Der Chef des Online-Händlers Otto.de, Marc Opelt, plädiert angesichts der schwachen deutschen Konjunktur für ein Konjunkturprogramm nach dem Muster des amerikanischen Inflation Reduction Acts. Aus Unternehmensperspektive müsse die Zielsetzung sein, Investitionen für den nachhaltigen Umbau der Wirtschaft zu beschleunigen.

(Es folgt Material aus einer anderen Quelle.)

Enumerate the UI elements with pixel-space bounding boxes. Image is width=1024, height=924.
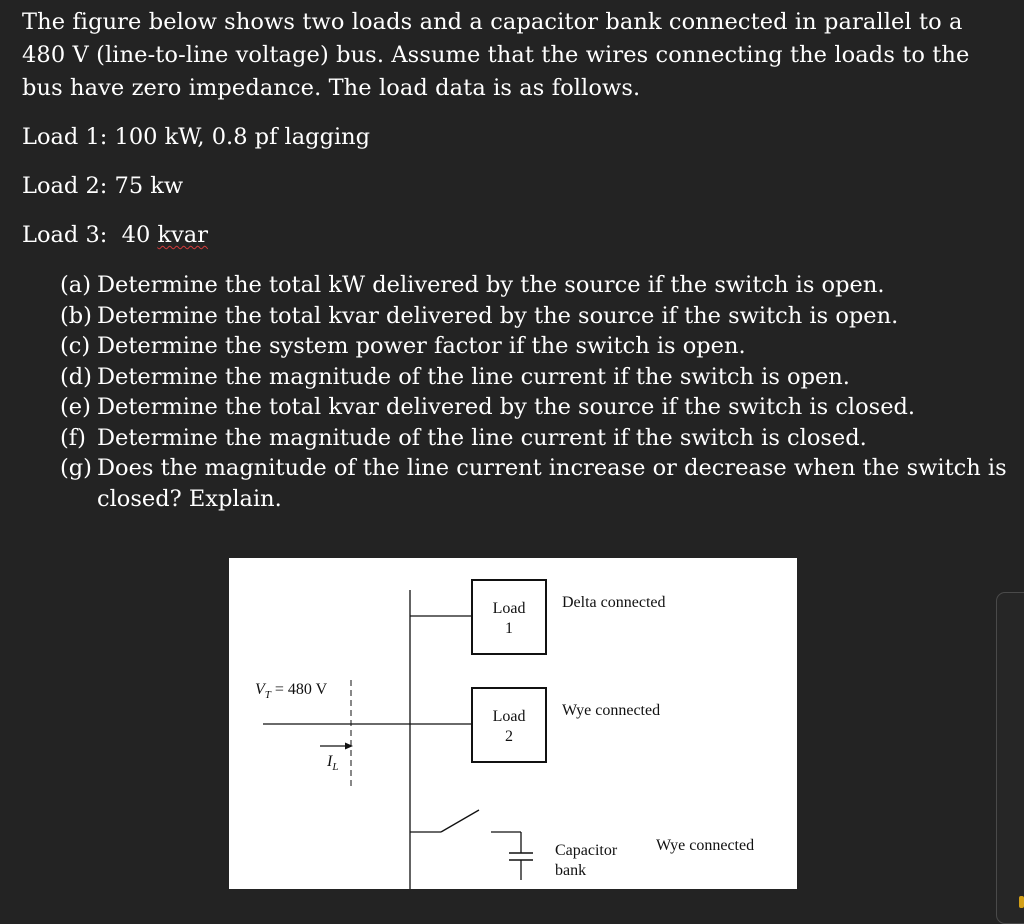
switch-blade — [441, 810, 479, 832]
question-letter: (g) — [60, 455, 92, 481]
question-list — [60, 270, 1010, 514]
question-text: Determine the magnitude of the line current if the switch is closed. — [97, 424, 867, 451]
question-letter: (b) — [60, 302, 92, 329]
load-1-label: Load — [492, 600, 526, 617]
question-letter: (e) — [60, 394, 91, 420]
question-item — [60, 301, 1010, 332]
circuit-figure — [229, 558, 797, 889]
load-2-label: Load — [492, 708, 526, 725]
question-letter: (c) — [60, 333, 91, 359]
question-text: Determine the system power factor if the switch is open. — [97, 333, 746, 359]
load-2-spec: Load 2: 75 kw — [22, 173, 184, 199]
question-letter: (d) — [60, 363, 92, 390]
question-text: Does the magnitude of the line current increase or decrease when the switch is closed? Explain. — [97, 455, 1007, 512]
question-item — [60, 270, 1010, 301]
capacitor-connection: Wye connected — [656, 837, 755, 854]
question-letter: (a) — [60, 272, 91, 298]
question-item — [60, 362, 1010, 393]
current-label — [326, 753, 338, 773]
capacitor-label-2: bank — [555, 862, 587, 879]
load-2-connection: Wye connected — [562, 702, 661, 719]
current-symbol: I — [327, 753, 333, 770]
load-1-number: 1 — [505, 620, 513, 637]
question-text: Determine the total kW delivered by the source if the switch is open. — [97, 272, 885, 298]
question-item — [60, 453, 1010, 514]
load-2-number: 2 — [505, 728, 513, 745]
circuit-diagram — [229, 558, 797, 889]
question-item — [60, 423, 1010, 454]
side-panel-tab[interactable] — [996, 592, 1024, 924]
voltage-value: = 480 V — [270, 681, 328, 698]
problem-intro: The figure below shows two loads and a capacitor bank connected in parallel to a 480 V (line-to-line voltage) bus. Assume that the wires connecting the loads to the bus have zero impedance. The load data is as follows. — [22, 9, 970, 101]
load-3-spec — [22, 220, 208, 250]
load-1-connection: Delta connected — [562, 594, 666, 611]
current-subscript: L — [332, 761, 339, 773]
load-1-box — [472, 580, 546, 654]
load-1-spec: Load 1: 100 kW, 0.8 pf lagging — [22, 124, 371, 150]
load-3-unit: kvar — [157, 222, 208, 248]
voltage-symbol: V — [255, 681, 265, 698]
question-item — [60, 392, 1010, 423]
capacitor-label: Capacitor — [555, 842, 618, 859]
load-2-box — [472, 688, 546, 762]
load-3-value: Load 3: 40 — [22, 222, 158, 248]
question-item — [60, 331, 1010, 362]
voltage-label — [255, 681, 328, 701]
current-arrow-head — [345, 743, 353, 750]
voltage-subscript: T — [264, 689, 271, 701]
question-text: Determine the magnitude of the line current if the switch is open. — [97, 363, 850, 390]
side-indicator — [1019, 896, 1024, 908]
question-text: Determine the total kvar delivered by the source if the switch is closed. — [97, 394, 916, 420]
question-letter: (f) — [60, 424, 86, 451]
question-text: Determine the total kvar delivered by the source if the switch is open. — [97, 302, 899, 329]
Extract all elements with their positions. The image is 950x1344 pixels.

„Sonst ist es nicht möglich, die notwendige Modernisierung der Infrastruktur anzugehen, digitale Fähigkeiten auszubauen und ein ökologisch vertretbares Wachstum zu verfolgen“, sagte der Manager WELT. Damit sei es auch möglich, mehr Unternehmen zu einem Bekenntnis zu den sogenannten „Science Based Targets“, also zu Klima-Selbstverpflichtungen, zu bewegen. Ein großes Programm quer durch alle Branchen könne nicht nur beim Erreichen der Klima- und Nachhaltigkeitsziele helfen, sondern etwa über neue Arbeitsplätze auch die Gesamtwirtschaft in Schwung bringen.
Im eigenen Geschäft hat Otto.de die Nachfrageschwäche – wie die gesamte Online-Handelsbranche – gespürt. Obwohl Dritthändler mehr über die Plattform verkaufen, sank der Außenumsatz um acht Prozent auf 4,2 Milliarden Euro.
Damit habe sich Otto.de allerdings besser geschlagen als die Branche, sagte Opelt. Einen Teil des Umsatzrückgangs im Handelsgeschäft machten gestiegene Werbeeinnahmen von den externen Händlern wett.
Größter Konkurrent und Marktführer ist Amazon. Der US-Konzern holte in Deutschland seinen Umsatzeinbruch von 2022 bereits wieder auf: Er setzte 2023 knapp 37,6 Milliarden Dollar in Deutschland um – etwas mehr als 2021. Im Online-Krisenjahr 2022 waren es nur 33,6 Milliarden Dollar. Allerdings beinhalten die Amazon-Zahlen neben dem E-Commerce auch das Webhosting-Geschäft AWS.
Öffnung von Otto.de für externe Händler zahlt sich aus
Bei Otto.de zahlt sich die Öffnung der Plattform für externe Händler nach dem Amazon-ähnlichen Marktplatz-Modell aus: Ihre Zahl stieg um ein Drittel an, der Umsatz über die Plattform insgesamt um zwei Prozent.
Da Otto.de sparsamer agiere, habe sich die Ergebnissituation deutlich verbessert, sagt Opelt, ohne Details zu nennen. Otto.de ist mit 6000 Mitarbeitern Teil der Hamburger Otto Gruppe, zu der etwa auch Bonprix, Manufactum, der Logistiker Hermes und der Finanzdienstleister EOS gehören.
Wachstum verspricht sich Opelt im laufenden Jahr von der Öffnung des Marktplatzes für Händler aus der EU, die keine deutsche Steuernummer haben. Zudem sollen im laufenden Jahr auch solche Produkte angeboten werden können, die dem ermäßigten Mehrwertsteuersatz unterliegen.
Damit sollen etwa Balkonkraftwerke oder Nahrungsergänzungsmittel erfasst sein. Im vergangenen Jahr war bereits die Kategorie Drogerieartikel hinzugekommen.